A deadly rat poison known as dushuqiang has been blamed for the food poisoning that affected 53 students in the city of Sanhe, in North China's Hebei Province, on Thursday, according to the local health agency.

Twenty-three students are still in hospital in a stable condition, according to the local hospital. The rest have been allowed to go home.

"We're almost certain that this is a criminal case and the poison was put in the food deliberately," a director of the information department of the local municipality told China Daily yesterday. "Public security officials are still trying to discover who could be responsible."

Students said they started twitching and vomiting after having dinner at the No 2 dinning room of Sanhe No 2 Middle School at about 6 pm. Most of the students who showed symptoms were sent to the nearby Yanjiao People's Hospital.

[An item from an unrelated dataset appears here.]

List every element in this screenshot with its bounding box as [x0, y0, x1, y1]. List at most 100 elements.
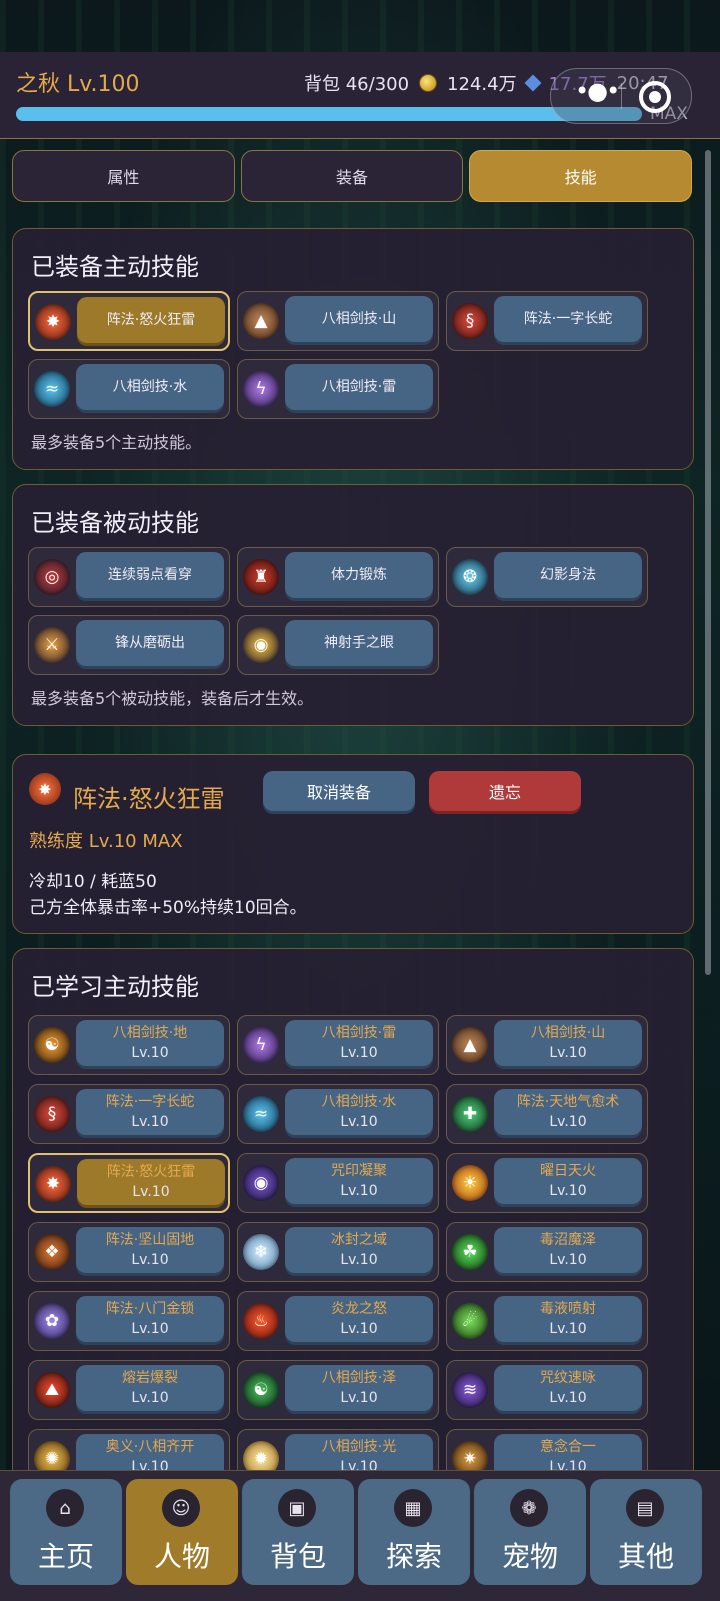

Eighteen who were in a critical condition were sent to the 263 Hospital in Beijing's Tongzhou District early the following morning.

"I had some porridge and a steamed stuffed bun for dinner, but after a few minutes I felt like throwing up," said a grade-one student who suffered from the poisoning but did not want to reveal her name. "We were served porridge, rice, steamed stuffed buns and some stir-fried dishes that evening."

The information department director said most of those who were poisoned were senior-one students who had just returned from military training. "The time for students to have dinner varied from grade to grade. It happened that senior-one students were having dinner at the No 2 dinning room at that time," he said.

Tests carried out on the vomit revealed rat poison, a kind that attacks the nervous system.

The poison, which was made with a substance called tetramine, has been banned since 1991, but is still widely available in the countryside because no other effective rat poison is available. There is no effective antidote.